Crash Reports: The Ten Best Ghost Movies of All Time

Ghost stories are the number one sub-genre of horror. After all, tales of spirits and hauntings have permeated cultures around the globe for millennia. And whether literature, comic books, radio or television shows, or stage and cinema, ghostly productions abound to the point where many may not even notice that zombies and vampires, and any other creatures in horror, pale in comparison.

In the recent craze over THE CONJURING, it seems that many horror fans are in the-changeling-movie-poster-1980-1020194171desperate need of a decent genre film to rally behind, and have placed James Wan’s “good” movie up on a very high pedestal. Sadly, for all its greatness, a trite story will keep this feature from scaring up super stardom in the end, regardless of what critics and fans think who are emotionally caught up in the furor.

However, the following ten have tremendous staying power because of their foundation, which is the same for every story: excellent storytelling. As THE CONJURING proved, wonderful directing, acting, cinematography, music, and special effects can only go so far. Story is king. These ten have it – and I’m sure you’ll see a bit of THE CONJURING in each one of them.

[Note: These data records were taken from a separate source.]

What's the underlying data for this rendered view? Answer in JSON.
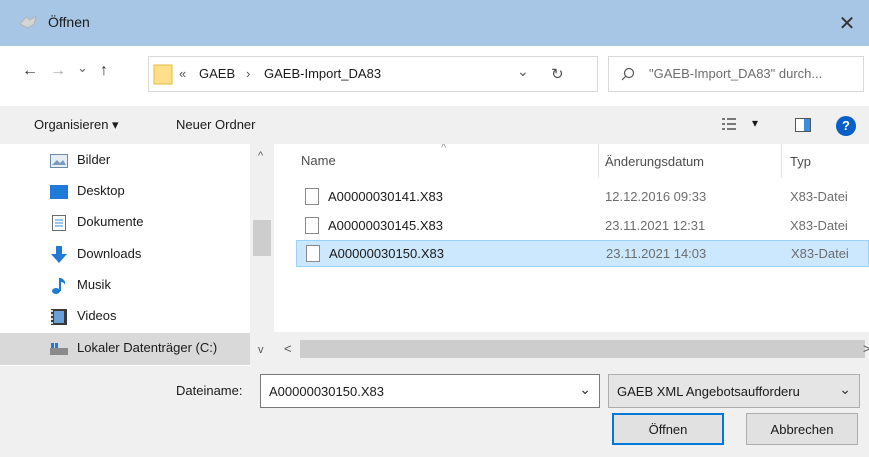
{
  "window": {
    "title": "Öffnen",
    "close_glyph": "✕"
  },
  "nav": {
    "back_glyph": "←",
    "forward_glyph": "→",
    "recent_glyph": "⌄",
    "up_glyph": "↑",
    "breadcrumb_overflow": "«",
    "breadcrumb": [
      "GAEB",
      "GAEB-Import_DA83"
    ],
    "breadcrumb_sep": "›",
    "address_dropdown_glyph": "⌄",
    "refresh_glyph": "↻",
    "search_placeholder": "\"GAEB-Import_DA83\" durch..."
  },
  "toolbar": {
    "organize_label": "Organisieren ▾",
    "new_folder_label": "Neuer Ordner",
    "view_glyph": "▾",
    "help_glyph": "?"
  },
  "sidebar": {
    "items": [
      {
        "label": "Bilder",
        "icon": "pictures-icon"
      },
      {
        "label": "Desktop",
        "icon": "desktop-icon"
      },
      {
        "label": "Dokumente",
        "icon": "documents-icon"
      },
      {
        "label": "Downloads",
        "icon": "downloads-icon"
      },
      {
        "label": "Musik",
        "icon": "music-icon"
      },
      {
        "label": "Videos",
        "icon": "videos-icon"
      },
      {
        "label": "Lokaler Datenträger (C:)",
        "icon": "drive-icon"
      }
    ],
    "scroll_up_glyph": "^",
    "scroll_down_glyph": "v"
  },
  "files": {
    "columns": {
      "name": "Name",
      "date": "Änderungsdatum",
      "type": "Typ"
    },
    "sort_glyph": "^",
    "rows": [
      {
        "name": "A00000030141.X83",
        "date": "12.12.2016 09:33",
        "type": "X83-Datei"
      },
      {
        "name": "A00000030145.X83",
        "date": "23.11.2021 12:31",
        "type": "X83-Datei"
      },
      {
        "name": "A00000030150.X83",
        "date": "23.11.2021 14:03",
        "type": "X83-Datei"
      }
    ],
    "selected_index": 2,
    "hscroll_left_glyph": "<",
    "hscroll_right_glyph": ">"
  },
  "bottom": {
    "filename_label": "Dateiname:",
    "filename_value": "A00000030150.X83",
    "filename_dropdown_glyph": "⌄",
    "filetype_value": "GAEB XML Angebotsaufforderu",
    "filetype_dropdown_glyph": "⌄",
    "open_label": "Öffnen",
    "cancel_label": "Abbrechen"
  },
  "colors": {
    "titlebar": "#a7c6e5",
    "selection": "#cce8ff",
    "accent": "#0078d7"
  }
}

To learn more, check out “The Last Knock” episode: “If the Spirit Moves You”: http://crashpalaceproductions.com/crash-discussion-if-the-spirit-moves-you-the-last-knock-looks-at-ghost-stories/

 

Ten

Paranormal Activity            (2007)

A young couple monitors a haunting in their home that only gets worse…

With a word of mouth campaign that brought it to screens around the world, Oren Peli’s found footage film relies on the simple fears that many of us may have experienced in our childhood. And all these elements add up to one suspenseful trip that doesn’t end until the lights come on.

 

Nine

Shutter (Thailand, 2004)

Involved in a hit and run, a photographer’s pictures begin to reveal strange images…

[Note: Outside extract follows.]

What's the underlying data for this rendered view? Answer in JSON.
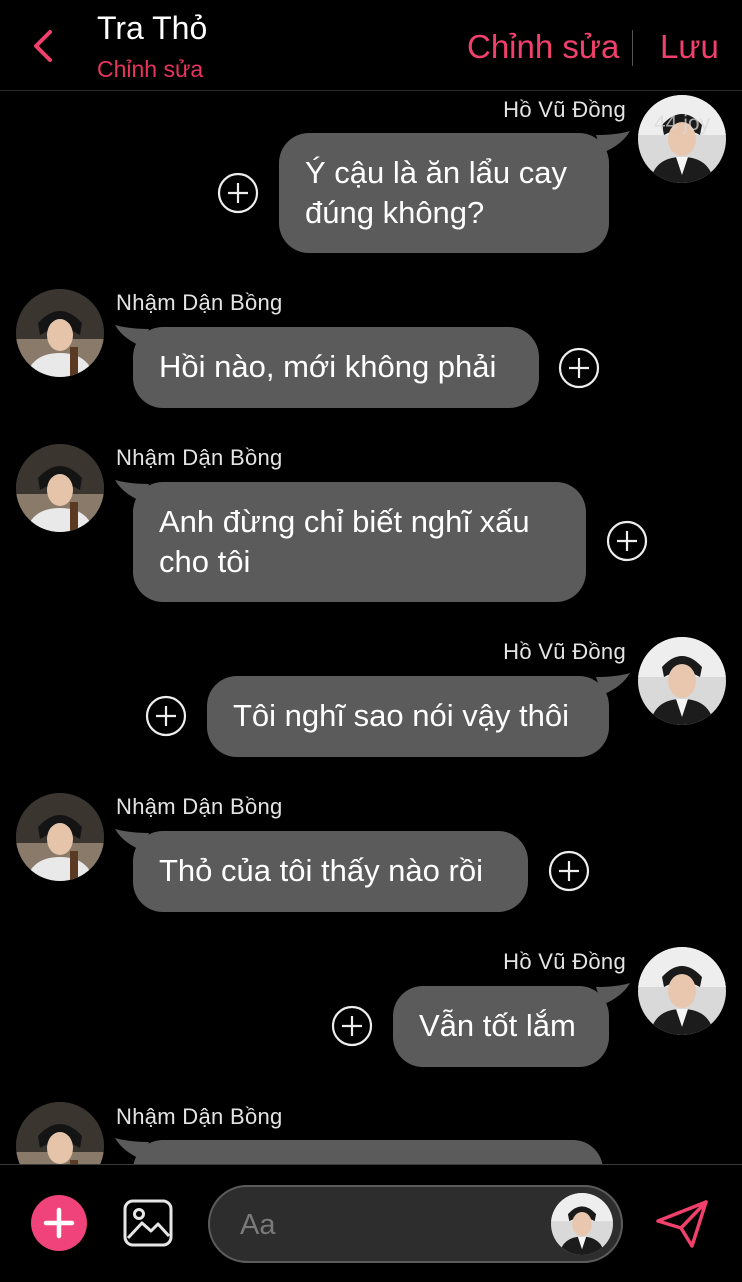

The creep factor is high in Thailand’s best horror tale to date. Directors Banjong Pisanthanaku and Parkpoom Wongpoom keep the audience on alert as Ananda Everingham leads us through his own murky misadventure. Forget the third-rate and laughable American version.

 

Eight

The Haunting (UK/USA, 1963)

A group investigation of Hill House is a nightmare for an immature woman…

Director Robert Wise adhered to Shirley Jackson’s novel as best he could, and he delivered on the creepiness. This thrilling haunted house tale features Nell (Julie Harris), a socially awkward soul who feels she belongs to Hill House. Should she escape, or is she right where she belongs?

 

Seven

The Legend of Hell House (UK, 1973)

When a wealthy gentleman wants you to prove ghost exists, the money isn’t enough…

Whether the music, cinematography, or the late, great Richard Matheson’s penchant for not letting an audience catch its breath, John Hough’s film is designed to take major bites out of one’s soul. And like the characters, the audience is trapped in claustrophobia.

 

Six

The Shining (UK/USA, 1980)

A man’s overcome by the spiritual weight of a hotel, and attacks his family…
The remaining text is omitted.